The directory to store ephemeral configuration files. Usually /run/pvc or a similar temporary directory.

systemconfigurationdirectorieslog_directory

  • required

The directory to store log files for file_logging. Usually /var/log/pvc or a similar directory. Must be specified even if file_logging is False, though ignored.

systemconfigurationdirectoriesconsole_log_directory

  • required

The directory to store VM console logs. Usually /var/log/libvirt or a similar directory.

systemconfigurationloggingfile_logging

  • required

Whether to enable direct logging to a file in log_directory or not.

systemconfigurationloggingstdout_logging

  • required

Whether to enable logging to stdout or not; captured by SystemD and JournalD by default.

systemconfigurationlogginglog_colours

  • required

Whether to log ANSI colour sequences in the log output or not.

systemconfigurationlogginglog_dates

  • required

Whether to log the current date and time in the log output or not.

systemconfigurationlogginglog_keepalives

  • required

Whether to log keepalive messages or not.

systemconfigurationlogginglog_keepalive_cluster_details

  • required

Whether to log node status information during keepalives or not.

systemconfigurationlogginglog_keepalive_storage_details

  • required

Whether to log storage cluster status information during keepalives or not.

systemconfigurationloggingconsole_log_lines

  • required

How many lines of VM console logs to keep in the Zookeeper database for each VM.

systemconfigurationnetworkingbridge_device

  • optional
  • requires functionsenable_networking

The network interface device used to create Bridged client network vLANs on. For most clusters, should match the underlying device of the various static networks (e.g. ens4 or bond0), though may also use a separate network interface.

systemconfigurationnetworkingbridge_mtu

  • optional
  • requires functionsenable_networking

The network interface MTU for the Bridged client network device. This is the maximum MTU a bridged client network can use.

systemconfigurationnetworkingsriov_enable

  • optional, defaults to False
  • requires functionsenable_networking

Enables (or disables) SR-IOV functionality in PVC. If enabled, at least one sriov_device entry should be specified.

systemconfigurationnetworkingsriov_device

  • optional
  • requires functionsenable_networking

Contains a list of SR-IOV PF (physical function) devices and their basic configuration. Each element contains the following entries:

phy:
  • required

The raw Linux network device with SR-IOV PF functionality.

mtu

The MTU of the PF device, set on daemon startup.

vfcount

The number of VF devices to create on this PF. VF devices are then managed via PVC on a per-node basis.

systemconfigurationnetworking

  • optional
  • requires functionsenable_networking

Contains a dictionary of networks and their configurations on this node. Optional only if enable_networking is False.

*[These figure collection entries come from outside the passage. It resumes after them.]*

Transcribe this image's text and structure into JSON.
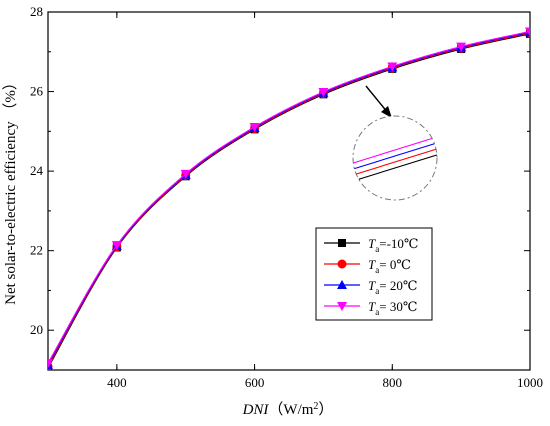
{
  "chart_data": {
    "type": "line",
    "xlabel_italic": "DNI",
    "xlabel_unit": "（W/m",
    "xlabel_sup": "2",
    "xlabel_close": "）",
    "ylabel": "Net solar-to-electric efficiency （%）",
    "xlim": [
      300,
      1000
    ],
    "ylim": [
      19,
      28
    ],
    "xticks": [
      "400",
      "600",
      "800",
      "1000"
    ],
    "yticks": [
      "20",
      "22",
      "24",
      "26",
      "28"
    ],
    "x": [
      300,
      400,
      500,
      600,
      700,
      800,
      900,
      1000
    ],
    "legend_position": "lower-right",
    "series": [
      {
        "name_main": "T",
        "name_sub": "a",
        "name_rest": "=-10℃",
        "color": "#000000",
        "marker": "square",
        "values": [
          19.05,
          22.08,
          23.87,
          25.05,
          25.93,
          26.57,
          27.07,
          27.45
        ]
      },
      {
        "name_main": "T",
        "name_sub": "a",
        "name_rest": "=   0℃",
        "color": "#ff0000",
        "marker": "circle",
        "values": [
          19.09,
          22.1,
          23.89,
          25.07,
          25.95,
          26.59,
          27.09,
          27.47
        ]
      },
      {
        "name_main": "T",
        "name_sub": "a",
        "name_rest": "= 20℃",
        "color": "#0000ff",
        "marker": "triangle-up",
        "values": [
          19.13,
          22.12,
          23.91,
          25.09,
          25.97,
          26.61,
          27.11,
          27.49
        ]
      },
      {
        "name_main": "T",
        "name_sub": "a",
        "name_rest": "= 30℃",
        "color": "#ff00ff",
        "marker": "triangle-down",
        "values": [
          19.17,
          22.14,
          23.93,
          25.11,
          25.99,
          26.63,
          27.13,
          27.51
        ]
      }
    ],
    "inset_line_colors": [
      "#000000",
      "#ff0000",
      "#0000ff",
      "#ff00ff"
    ]
  }
}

The three required network types/names are upstream, cluster, and storage. Each network type contains the following entries.

device
  • required

The raw Linux network device that the network exists on.

mtu
  • required

The MTU of the network device.

address
  • required

The IPv4 address of the interface. Can be one of: None, for no IP address; by-id, to automatically select an address in the relevant networks section via the host ID (e.g. node1 will get .1, node2 will get .2, etc.); or a static CIDR-formatted IP address.